Using Pre-Build Images

docker pull superbench/superbench:dev-cuda11.1.1
docker run -it --rm \
    --privileged --net=host --ipc=host --gpus=all \
    superbench/superbench:dev-cuda11.1.1 bash

Building the Image

docker build -f dockerfile/cuda11.1.1.dockerfile -t superbench/superbench:dev .

Using Python

System Requirements

Platform: Ubuntu 18.04 or later (64-bit); Windows 10 (64-bit) with WSL2

Python: Python 3.6 or later, pip 18.0 or later

Check whether Python environment is already configured:

# check Python version
python3 --version
# check pip version
python3 -m pip --version

If not, install the followings:

It's recommended to use a virtual environment (optional):

# create a new virtual environment
python3 -m venv --system-site-packages ./venv
# activate the virtual environment
source ./venv/bin/activate

# exit the virtual environment later
# after you finish running superbench
deactivate

Install SuperBench

PyPI Binary
```
# not available yet
```

From Source

# get source code
git clone https://github.com/microsoft/superbenchmark
cd superbenchmark

# install superbench
python3 -m pip install .
make postinstall

Usage

Run SuperBench

# run benchmarks in default settings
sb exec

# use a custom config
sb exec --config-file ./superbench/config/default.yaml

Benchmark Gallary

Please find more benchmark examples here.

Developer Guide

If you want to develop new feature, please follow below steps to set up development environment.

Check Environment

Follow System Requirements.

Set Up

# get latest code
git clone https://github.com/microsoft/superbenchmark
cd superbenchmark

# install superbench
python3 -m pip install -e .[dev,test]

Lint and Test

# format code using yapf
python3 setup.py format

# check code style with mypy and flake8
python3 setup.py lint

# run all unit tests
python3 setup.py test

Submit a Pull Request

Please install pre-commit before git commit to run all pre-checks.

pre-commit install

Open a pull request to main branch on GitHub.

Contributing

Contributor License Agreement

This project welcomes contributions and suggestions.
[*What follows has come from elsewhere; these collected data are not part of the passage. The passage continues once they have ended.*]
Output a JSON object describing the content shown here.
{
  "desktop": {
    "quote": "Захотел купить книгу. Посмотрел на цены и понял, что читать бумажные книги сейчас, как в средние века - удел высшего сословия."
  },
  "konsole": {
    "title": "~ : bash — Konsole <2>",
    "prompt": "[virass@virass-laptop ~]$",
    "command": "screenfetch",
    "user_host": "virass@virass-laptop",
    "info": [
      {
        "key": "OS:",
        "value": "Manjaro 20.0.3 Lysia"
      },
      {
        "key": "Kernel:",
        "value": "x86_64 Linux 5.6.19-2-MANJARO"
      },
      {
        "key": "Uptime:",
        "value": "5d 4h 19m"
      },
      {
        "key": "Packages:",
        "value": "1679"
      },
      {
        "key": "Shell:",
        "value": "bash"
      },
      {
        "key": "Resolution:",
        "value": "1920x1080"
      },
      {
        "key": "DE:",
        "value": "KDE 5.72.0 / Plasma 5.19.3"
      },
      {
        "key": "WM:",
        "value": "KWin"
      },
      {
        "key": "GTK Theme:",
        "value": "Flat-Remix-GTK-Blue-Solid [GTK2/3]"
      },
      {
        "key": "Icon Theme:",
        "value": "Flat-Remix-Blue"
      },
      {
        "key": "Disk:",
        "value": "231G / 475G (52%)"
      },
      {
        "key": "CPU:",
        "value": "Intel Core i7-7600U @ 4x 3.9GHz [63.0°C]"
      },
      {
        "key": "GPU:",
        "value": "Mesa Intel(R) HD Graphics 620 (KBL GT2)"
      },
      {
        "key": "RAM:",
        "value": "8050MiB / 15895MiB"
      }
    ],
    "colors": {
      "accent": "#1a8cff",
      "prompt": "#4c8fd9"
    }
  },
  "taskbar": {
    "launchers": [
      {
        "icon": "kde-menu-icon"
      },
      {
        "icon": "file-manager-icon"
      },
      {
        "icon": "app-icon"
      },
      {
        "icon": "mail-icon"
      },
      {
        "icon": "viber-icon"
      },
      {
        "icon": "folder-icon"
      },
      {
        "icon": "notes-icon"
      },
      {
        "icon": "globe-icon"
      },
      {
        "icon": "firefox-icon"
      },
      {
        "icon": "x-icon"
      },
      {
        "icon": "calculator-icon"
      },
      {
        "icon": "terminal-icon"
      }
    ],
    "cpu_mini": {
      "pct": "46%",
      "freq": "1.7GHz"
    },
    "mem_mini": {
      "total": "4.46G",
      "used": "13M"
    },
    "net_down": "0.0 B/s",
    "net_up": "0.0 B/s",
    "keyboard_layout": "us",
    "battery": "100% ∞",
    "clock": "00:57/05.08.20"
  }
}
Most contributions require you to agree to a Contributor License Agreement (CLA) declaring that you have the right to, and actually do, grant us the rights to use your contribution. For details, visit https://cla.opensource.microsoft.com.

When you submit a pull request, a CLA bot will automatically determine whether you need to provide a CLA and decorate the PR appropriately (e.g., status check, comment). Simply follow the instructions provided by the bot. You will only need to do this once across all repos using our CLA.

This project has adopted the Microsoft Open Source Code of Conduct. For more information see the Code of Conduct FAQ or contact opencode@microsoft.com with any additional questions or comments.

Contributing principles

SuperBenchmark is an open-source project. Your participation and contribution are highly appreciated. There are several important things you need know before contributing to this project:

What content can be added to SuperBenchmark

Bug fixes for existing features.
New features for benchmark module (micro-benchmark, model-benchmark, etc.)

If you would like to contribute a new feature on SuperBenchmark, please submit your proposal first. In GitHub Issues module, choose Enhancement Request to finish the submission. If the proposal is accepted, you can submit pull requests to origin main branch.

Contribution steps

If you would like to contribute to the project, please follow below steps of joint development on GitHub.

Fork the repo first to your personal GitHub account.
Checkout from main branch for feature development.
When you finish the feature, please fetch the latest code from origin repo, merge to your branch and resolve conflict.
Submit pull requests to origin main branch.
Please note that there might be comments or questions from reviewers. It will need your help to update the pull request.

Trademarks

This project may contain trademarks or logos for projects, products, or services. Authorized use of Microsoft trademarks or logos is subject to and must follow Microsoft's Trademark & Brand Guidelines. Use of Microsoft trademarks or logos in modified versions of this project must not cause confusion or imply Microsoft sponsorship. Any use of third-party trademarks or logos are subject to those third-party's policies.